Thursday, November 27, 2008

STEALING BERLIN




I was browsing through the sounds of a newly acquired VST plugin today and I stumbled across the loop Polow Da Don used for Nas' single "Hero". I wasn't overly surprised since I was already aware of the loop being included in some other soft synths designed for Open Labs Neko, but I thought it was pretty co-incidental considering the Deadmau5 / Fruity Loops debate thats recently surfaced.

From Future Music:
Both the drum loop and the main riff from the club-classic Faxing Berlin by Deadmau5 are available as loops in FL Studio 8. Not only that, but a little-known artist is currently being struck down by the wrath of the law for using the loop (which he assumed was Royalty-free and claims to have used not knowing it was Deadmau5's riff) in a recent release.
The Fruity Loops company Image Line is now attempting to cover its ass by claiming the included loops are 'not' royalty free.
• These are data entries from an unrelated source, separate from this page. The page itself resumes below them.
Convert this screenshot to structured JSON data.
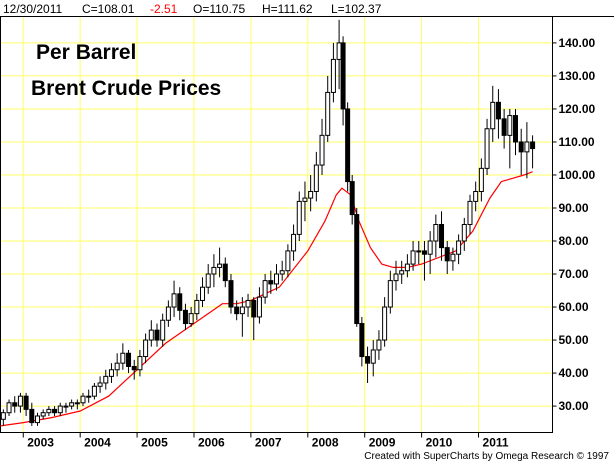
{
  "header": {
    "date": "12/30/2011",
    "close": "C=108.01",
    "change": "-2.51",
    "open": "O=110.75",
    "high": "H=111.62",
    "low": "L=102.37"
  },
  "colors": {
    "grid": "#ffff66",
    "border": "#000000",
    "ma_line": "#ff0000",
    "change_negative": "#ff0000",
    "candle": "#000000"
  },
  "chart_data": {
    "type": "candlestick",
    "title_lines": [
      "Per Barrel",
      "Brent Crude Prices"
    ],
    "xlabel": "",
    "ylabel": "",
    "ylim": [
      22,
      148
    ],
    "y_ticks": [
      "30.00",
      "40.00",
      "50.00",
      "60.00",
      "70.00",
      "80.00",
      "90.00",
      "100.00",
      "110.00",
      "120.00",
      "130.00",
      "140.00"
    ],
    "x_ticks": [
      "2003",
      "2004",
      "2005",
      "2006",
      "2007",
      "2008",
      "2009",
      "2010",
      "2011"
    ],
    "x_range_years": [
      2002.6,
      2012.3
    ],
    "grid": true,
    "credit": "Created with SuperCharts by Omega Research © 1997",
    "ma_series": {
      "name": "",
      "x": [
        2002.6,
        2003.0,
        2003.5,
        2004.0,
        2004.5,
        2005.0,
        2005.5,
        2006.0,
        2006.5,
        2006.75,
        2007.0,
        2007.5,
        2008.0,
        2008.3,
        2008.5,
        2008.6,
        2008.75,
        2008.9,
        2009.1,
        2009.3,
        2009.5,
        2009.75,
        2010.0,
        2010.3,
        2010.6,
        2010.9,
        2011.2,
        2011.4,
        2011.6,
        2011.8,
        2011.95
      ],
      "y": [
        24,
        25,
        26.5,
        28.5,
        33,
        41,
        49,
        55,
        61,
        61,
        62,
        66,
        77,
        86,
        94,
        96,
        94,
        86,
        78,
        73,
        72,
        72,
        73,
        75,
        77,
        83,
        93,
        98,
        99,
        100,
        101
      ]
    },
    "candles": {
      "x": [
        2002.65,
        2002.75,
        2002.85,
        2002.95,
        2003.05,
        2003.15,
        2003.25,
        2003.35,
        2003.45,
        2003.55,
        2003.65,
        2003.75,
        2003.85,
        2003.95,
        2004.05,
        2004.15,
        2004.25,
        2004.35,
        2004.45,
        2004.55,
        2004.65,
        2004.75,
        2004.85,
        2004.95,
        2005.05,
        2005.15,
        2005.25,
        2005.35,
        2005.45,
        2005.55,
        2005.65,
        2005.75,
        2005.85,
        2005.95,
        2006.05,
        2006.15,
        2006.25,
        2006.35,
        2006.45,
        2006.55,
        2006.65,
        2006.75,
        2006.85,
        2006.95,
        2007.05,
        2007.15,
        2007.25,
        2007.35,
        2007.45,
        2007.55,
        2007.65,
        2007.75,
        2007.85,
        2007.95,
        2008.05,
        2008.15,
        2008.25,
        2008.35,
        2008.45,
        2008.55,
        2008.62,
        2008.7,
        2008.78,
        2008.86,
        2008.95,
        2009.05,
        2009.15,
        2009.25,
        2009.35,
        2009.45,
        2009.55,
        2009.65,
        2009.75,
        2009.85,
        2009.95,
        2010.05,
        2010.15,
        2010.25,
        2010.35,
        2010.45,
        2010.55,
        2010.65,
        2010.75,
        2010.85,
        2010.95,
        2011.05,
        2011.15,
        2011.25,
        2011.35,
        2011.45,
        2011.55,
        2011.65,
        2011.75,
        2011.85,
        2011.95
      ],
      "open": [
        26,
        28,
        31,
        30,
        33,
        29,
        25,
        27,
        28,
        29,
        28,
        30,
        30,
        31,
        31,
        33,
        33,
        36,
        37,
        39,
        41,
        43,
        46,
        42,
        41,
        45,
        50,
        53,
        50,
        56,
        60,
        64,
        59,
        55,
        58,
        62,
        66,
        70,
        72,
        73,
        68,
        60,
        58,
        60,
        62,
        57,
        63,
        68,
        67,
        70,
        71,
        77,
        82,
        92,
        93,
        95,
        103,
        112,
        125,
        135,
        140,
        120,
        98,
        88,
        55,
        45,
        43,
        47,
        50,
        60,
        68,
        70,
        71,
        73,
        77,
        77,
        76,
        80,
        85,
        78,
        74,
        76,
        80,
        85,
        92,
        95,
        102,
        114,
        122,
        117,
        112,
        118,
        110,
        107,
        110
      ],
      "close": [
        28,
        31,
        30,
        33,
        29,
        25,
        27,
        28,
        29,
        28,
        30,
        30,
        31,
        31,
        33,
        33,
        36,
        37,
        39,
        41,
        43,
        46,
        42,
        41,
        45,
        50,
        53,
        50,
        56,
        60,
        64,
        59,
        55,
        58,
        62,
        66,
        70,
        72,
        73,
        68,
        60,
        58,
        60,
        62,
        57,
        63,
        68,
        67,
        70,
        71,
        77,
        82,
        92,
        93,
        95,
        103,
        112,
        125,
        135,
        140,
        120,
        98,
        88,
        55,
        45,
        43,
        47,
        50,
        60,
        68,
        70,
        71,
        73,
        77,
        77,
        76,
        80,
        85,
        78,
        74,
        76,
        80,
        85,
        92,
        95,
        102,
        114,
        122,
        117,
        112,
        118,
        110,
        107,
        110,
        108
      ],
      "high": [
        29,
        32,
        33,
        34,
        34,
        31,
        28,
        29,
        30,
        30,
        31,
        31,
        32,
        32,
        34,
        35,
        37,
        39,
        41,
        43,
        46,
        49,
        47,
        44,
        47,
        52,
        56,
        55,
        58,
        62,
        68,
        66,
        61,
        60,
        64,
        69,
        73,
        76,
        78,
        75,
        70,
        62,
        63,
        64,
        63,
        66,
        70,
        71,
        73,
        74,
        79,
        85,
        95,
        98,
        100,
        107,
        117,
        130,
        140,
        147,
        142,
        122,
        100,
        90,
        57,
        48,
        50,
        53,
        63,
        71,
        74,
        74,
        76,
        80,
        80,
        80,
        83,
        88,
        89,
        80,
        78,
        82,
        87,
        94,
        98,
        105,
        117,
        127,
        126,
        120,
        120,
        120,
        114,
        116,
        112
      ],
      "low": [
        24,
        27,
        28,
        28,
        27,
        24,
        24,
        26,
        27,
        27,
        27,
        28,
        29,
        29,
        30,
        31,
        32,
        34,
        35,
        37,
        39,
        41,
        40,
        38,
        39,
        43,
        48,
        48,
        48,
        54,
        57,
        56,
        53,
        54,
        56,
        60,
        64,
        66,
        69,
        66,
        58,
        56,
        51,
        57,
        50,
        55,
        61,
        64,
        65,
        68,
        69,
        74,
        80,
        86,
        89,
        92,
        100,
        110,
        122,
        126,
        115,
        95,
        85,
        54,
        42,
        37,
        39,
        44,
        48,
        58,
        65,
        67,
        69,
        71,
        73,
        68,
        70,
        75,
        74,
        70,
        71,
        73,
        77,
        82,
        89,
        92,
        100,
        110,
        111,
        108,
        102,
        106,
        100,
        99,
        102
      ]
    }
  }
}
Image Line's Jean-Marie Cannie made this statement on the IL forum:
"The loops & demo songs are available to demo what's capable in FL Studio ... it doesn't mean you can just render the songs & loops and start selling them as your own. The (single hit) samples sure are ready to use in a composition but it should be pretty clear that anything else (whether it's a demo song, melodic loop, score, ...) belongs to its author(s). "
Hmm, the question is: Did Image Line obtain the rights to use "Faxing Berlin" as part of their program? and if it was labelled as a 'demo song that belongs to an author', why were the loops included in the Melody Loops Pack along with all the other 'royalty-free' samples?

Watch the fuckery go down at the IL Forums, if you dare.